This guide walks you through setting up a local analytics engineering environment using DuckDB and dbt.
Note
This guide will explain how to do the setup manually. If you want an additional challenge, try to run this setup using Docker Compose or a Python virtual environment.
Important: All dbt commands must be run from inside the taxi_rides_ny/ directory. The setup steps below will guide you through:
- Installing the necessary tools
- Configuring your connection to DuckDB
- Loading the NYC taxi data
- Verifying everything works
DuckDB is a fast, in-process SQL database that works great for local analytics workloads. To install DuckDB, follow the instruction on the official site for your specific operating system.
Tip
You can install DuckDB in two ways. You can install the CLI or install the client API for your favorite programming language (in the case of Python, you can use pip install duckdb). I personally prefer installing the CLI, but either way is fine.
pip install dbt-duckdbThis installs:
dbt-core: The core dbt frameworkdbt-duckdb: The DuckDB adapter for dbt
Since this repository already contains a dbt project (taxi_rides_ny/), you don't need to run dbt init.

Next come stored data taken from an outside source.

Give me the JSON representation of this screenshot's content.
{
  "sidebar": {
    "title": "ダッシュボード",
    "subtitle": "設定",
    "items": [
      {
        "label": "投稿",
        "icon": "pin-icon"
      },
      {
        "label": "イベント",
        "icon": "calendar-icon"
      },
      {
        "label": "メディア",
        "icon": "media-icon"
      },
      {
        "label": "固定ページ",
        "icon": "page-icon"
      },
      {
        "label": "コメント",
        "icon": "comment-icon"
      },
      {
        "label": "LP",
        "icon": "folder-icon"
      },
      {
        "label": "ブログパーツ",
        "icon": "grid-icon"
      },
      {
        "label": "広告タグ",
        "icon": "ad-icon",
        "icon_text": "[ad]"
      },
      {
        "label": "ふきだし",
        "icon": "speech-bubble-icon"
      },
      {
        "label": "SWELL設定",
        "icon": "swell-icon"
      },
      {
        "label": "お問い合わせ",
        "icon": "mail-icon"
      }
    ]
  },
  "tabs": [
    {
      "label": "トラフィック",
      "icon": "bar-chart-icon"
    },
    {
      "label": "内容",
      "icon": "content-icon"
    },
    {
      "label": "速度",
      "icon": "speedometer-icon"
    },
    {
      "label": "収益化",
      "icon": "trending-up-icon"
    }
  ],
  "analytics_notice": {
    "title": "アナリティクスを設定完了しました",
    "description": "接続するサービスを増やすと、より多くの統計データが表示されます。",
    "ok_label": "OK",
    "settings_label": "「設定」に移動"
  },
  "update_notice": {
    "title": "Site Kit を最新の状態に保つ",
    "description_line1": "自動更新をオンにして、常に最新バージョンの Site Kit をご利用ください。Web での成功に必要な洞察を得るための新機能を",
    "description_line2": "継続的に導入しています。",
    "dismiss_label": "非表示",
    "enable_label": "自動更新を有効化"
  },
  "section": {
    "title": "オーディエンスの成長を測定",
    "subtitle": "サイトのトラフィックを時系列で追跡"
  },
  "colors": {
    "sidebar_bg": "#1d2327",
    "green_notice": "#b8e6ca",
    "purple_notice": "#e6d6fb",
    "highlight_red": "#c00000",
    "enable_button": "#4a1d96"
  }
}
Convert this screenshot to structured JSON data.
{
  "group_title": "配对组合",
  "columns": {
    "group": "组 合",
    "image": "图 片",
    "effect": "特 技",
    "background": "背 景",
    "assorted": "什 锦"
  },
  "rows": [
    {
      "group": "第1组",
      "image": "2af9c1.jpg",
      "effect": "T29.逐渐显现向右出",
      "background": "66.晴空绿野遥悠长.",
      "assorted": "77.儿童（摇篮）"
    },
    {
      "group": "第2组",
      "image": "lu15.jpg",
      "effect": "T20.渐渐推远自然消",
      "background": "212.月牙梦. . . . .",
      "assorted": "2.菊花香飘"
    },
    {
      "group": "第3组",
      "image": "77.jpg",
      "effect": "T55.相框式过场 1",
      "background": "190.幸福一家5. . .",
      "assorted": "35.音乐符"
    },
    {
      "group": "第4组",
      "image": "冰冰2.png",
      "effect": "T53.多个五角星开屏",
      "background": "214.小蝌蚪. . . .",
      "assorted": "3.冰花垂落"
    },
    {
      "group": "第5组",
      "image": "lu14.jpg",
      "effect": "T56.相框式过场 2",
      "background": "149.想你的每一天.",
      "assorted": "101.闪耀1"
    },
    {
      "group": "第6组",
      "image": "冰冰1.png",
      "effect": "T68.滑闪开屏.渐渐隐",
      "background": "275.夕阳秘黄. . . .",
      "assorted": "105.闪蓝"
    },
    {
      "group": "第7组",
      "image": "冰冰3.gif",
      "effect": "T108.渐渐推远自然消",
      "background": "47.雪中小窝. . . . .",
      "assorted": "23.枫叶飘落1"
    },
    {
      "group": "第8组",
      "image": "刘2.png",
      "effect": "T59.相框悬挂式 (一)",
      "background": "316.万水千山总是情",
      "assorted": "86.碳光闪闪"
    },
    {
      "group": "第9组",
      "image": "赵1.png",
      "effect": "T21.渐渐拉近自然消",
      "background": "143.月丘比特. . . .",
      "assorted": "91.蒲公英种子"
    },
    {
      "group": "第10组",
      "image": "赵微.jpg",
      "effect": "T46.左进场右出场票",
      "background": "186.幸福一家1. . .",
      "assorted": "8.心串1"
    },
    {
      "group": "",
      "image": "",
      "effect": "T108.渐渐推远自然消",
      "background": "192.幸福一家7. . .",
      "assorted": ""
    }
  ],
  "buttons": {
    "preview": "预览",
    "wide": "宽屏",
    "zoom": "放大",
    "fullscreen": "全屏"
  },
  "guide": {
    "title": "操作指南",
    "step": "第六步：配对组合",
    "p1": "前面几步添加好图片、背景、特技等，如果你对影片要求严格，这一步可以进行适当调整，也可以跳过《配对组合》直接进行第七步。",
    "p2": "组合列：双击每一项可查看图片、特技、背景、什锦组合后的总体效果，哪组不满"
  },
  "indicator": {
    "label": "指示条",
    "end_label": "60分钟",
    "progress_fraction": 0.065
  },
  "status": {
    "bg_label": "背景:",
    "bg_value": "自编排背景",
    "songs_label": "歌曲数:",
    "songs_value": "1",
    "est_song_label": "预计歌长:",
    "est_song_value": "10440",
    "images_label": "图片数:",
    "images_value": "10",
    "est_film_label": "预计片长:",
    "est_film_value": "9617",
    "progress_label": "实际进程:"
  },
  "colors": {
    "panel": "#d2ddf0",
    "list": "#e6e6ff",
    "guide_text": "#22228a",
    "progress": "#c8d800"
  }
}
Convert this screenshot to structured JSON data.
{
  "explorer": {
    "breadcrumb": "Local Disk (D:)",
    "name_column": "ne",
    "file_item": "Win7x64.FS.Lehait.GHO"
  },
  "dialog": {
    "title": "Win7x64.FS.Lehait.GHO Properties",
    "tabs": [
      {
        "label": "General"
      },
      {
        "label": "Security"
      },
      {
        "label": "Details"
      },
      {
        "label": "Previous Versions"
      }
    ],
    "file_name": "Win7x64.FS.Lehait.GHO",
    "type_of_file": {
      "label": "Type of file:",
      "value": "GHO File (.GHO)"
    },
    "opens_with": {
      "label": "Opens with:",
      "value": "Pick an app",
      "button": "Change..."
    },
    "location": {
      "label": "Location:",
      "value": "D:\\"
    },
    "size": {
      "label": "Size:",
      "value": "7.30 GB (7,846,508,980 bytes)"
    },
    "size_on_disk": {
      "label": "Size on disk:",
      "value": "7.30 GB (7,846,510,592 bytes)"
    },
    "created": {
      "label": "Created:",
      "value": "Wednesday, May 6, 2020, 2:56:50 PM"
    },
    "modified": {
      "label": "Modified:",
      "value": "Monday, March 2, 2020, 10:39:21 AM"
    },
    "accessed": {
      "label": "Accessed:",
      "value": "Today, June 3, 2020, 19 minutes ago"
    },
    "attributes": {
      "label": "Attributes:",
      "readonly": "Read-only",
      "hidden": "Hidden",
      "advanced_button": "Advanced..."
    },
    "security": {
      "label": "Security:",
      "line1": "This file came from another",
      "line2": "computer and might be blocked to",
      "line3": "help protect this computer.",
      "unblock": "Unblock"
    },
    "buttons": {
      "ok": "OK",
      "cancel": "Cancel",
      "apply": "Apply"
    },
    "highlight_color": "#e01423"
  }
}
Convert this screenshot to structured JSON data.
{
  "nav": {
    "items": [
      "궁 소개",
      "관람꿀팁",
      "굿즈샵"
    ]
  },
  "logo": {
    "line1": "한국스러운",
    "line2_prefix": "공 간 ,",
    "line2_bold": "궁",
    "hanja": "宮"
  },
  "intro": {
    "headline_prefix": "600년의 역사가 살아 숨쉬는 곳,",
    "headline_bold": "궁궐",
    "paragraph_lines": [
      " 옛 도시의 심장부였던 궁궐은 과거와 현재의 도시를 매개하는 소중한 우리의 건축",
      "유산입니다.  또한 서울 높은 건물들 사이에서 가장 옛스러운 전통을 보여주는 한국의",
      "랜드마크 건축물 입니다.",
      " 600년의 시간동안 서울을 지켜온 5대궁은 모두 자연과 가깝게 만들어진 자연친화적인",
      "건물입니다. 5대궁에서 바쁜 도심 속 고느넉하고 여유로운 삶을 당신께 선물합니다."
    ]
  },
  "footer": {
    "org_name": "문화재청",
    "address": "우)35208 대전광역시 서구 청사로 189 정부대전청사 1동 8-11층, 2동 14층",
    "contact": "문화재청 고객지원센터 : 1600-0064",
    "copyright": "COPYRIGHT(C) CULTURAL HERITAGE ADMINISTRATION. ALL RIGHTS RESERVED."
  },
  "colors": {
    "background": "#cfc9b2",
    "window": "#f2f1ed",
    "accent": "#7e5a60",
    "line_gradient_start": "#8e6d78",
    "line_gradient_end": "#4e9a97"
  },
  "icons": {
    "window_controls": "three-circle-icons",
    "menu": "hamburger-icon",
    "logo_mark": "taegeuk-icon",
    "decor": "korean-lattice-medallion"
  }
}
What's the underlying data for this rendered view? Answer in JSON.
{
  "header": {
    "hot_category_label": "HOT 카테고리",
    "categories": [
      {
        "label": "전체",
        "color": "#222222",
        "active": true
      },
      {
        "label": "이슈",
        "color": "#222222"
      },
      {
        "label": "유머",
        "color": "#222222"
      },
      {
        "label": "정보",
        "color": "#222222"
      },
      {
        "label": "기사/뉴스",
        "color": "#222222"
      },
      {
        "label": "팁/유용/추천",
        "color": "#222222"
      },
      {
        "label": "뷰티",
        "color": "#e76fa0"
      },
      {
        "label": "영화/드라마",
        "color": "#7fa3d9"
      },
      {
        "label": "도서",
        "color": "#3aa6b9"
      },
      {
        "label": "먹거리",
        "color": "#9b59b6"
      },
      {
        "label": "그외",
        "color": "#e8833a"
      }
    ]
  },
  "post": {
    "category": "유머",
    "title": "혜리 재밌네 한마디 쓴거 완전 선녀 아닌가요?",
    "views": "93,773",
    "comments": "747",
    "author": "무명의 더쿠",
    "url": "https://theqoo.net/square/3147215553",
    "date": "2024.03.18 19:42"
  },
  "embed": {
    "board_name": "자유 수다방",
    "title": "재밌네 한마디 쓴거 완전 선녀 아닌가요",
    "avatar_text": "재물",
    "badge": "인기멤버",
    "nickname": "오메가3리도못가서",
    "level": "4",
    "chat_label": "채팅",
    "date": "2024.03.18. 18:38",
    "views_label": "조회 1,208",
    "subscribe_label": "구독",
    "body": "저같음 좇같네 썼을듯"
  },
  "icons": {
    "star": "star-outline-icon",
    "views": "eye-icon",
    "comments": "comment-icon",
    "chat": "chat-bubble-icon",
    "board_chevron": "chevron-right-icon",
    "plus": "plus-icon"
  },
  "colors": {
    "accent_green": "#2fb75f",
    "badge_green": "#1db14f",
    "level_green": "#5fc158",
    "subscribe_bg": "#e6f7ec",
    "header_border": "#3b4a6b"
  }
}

Instead, you need to configure your dbt profile to connect to DuckDB.
The dbt profile tells dbt how to connect to your database. Create or update the file ~/.dbt/profiles.yml with the following content:
taxi_rides_ny:
target: dev
outputs:
# DuckDB Development profile
dev:
type: duckdb
path: taxi_rides_ny.duckdb
schema: dev
threads: 1
extensions:
- parquet
settings:
memory_limit: '2GB'
preserve_insertion_order: false
# DuckDB Production profile
prod:
type: duckdb
path: taxi_rides_ny.duckdb
schema: prod
threads: 1
extensions:
- parquet
settings:
memory_limit: '2GB'
preserve_insertion_order: false
# Troubleshooting:
# - If you have less than 4GB RAM, try setting memory_limit to '1GB'
# - If you have 16GB+ RAM, you can increase to '4GB' for faster builds
# - Expected build time: 5-10 minutes on most systemsNow that your dbt profile is configured, let's load the taxi data into DuckDB. Navigate to the dbt project directory and run the ingestion script
import duckdb
import requests
from pathlib import Path
BASE_URL = "https://github.com/DataTalksClub/nyc-tlc-data/releases/download"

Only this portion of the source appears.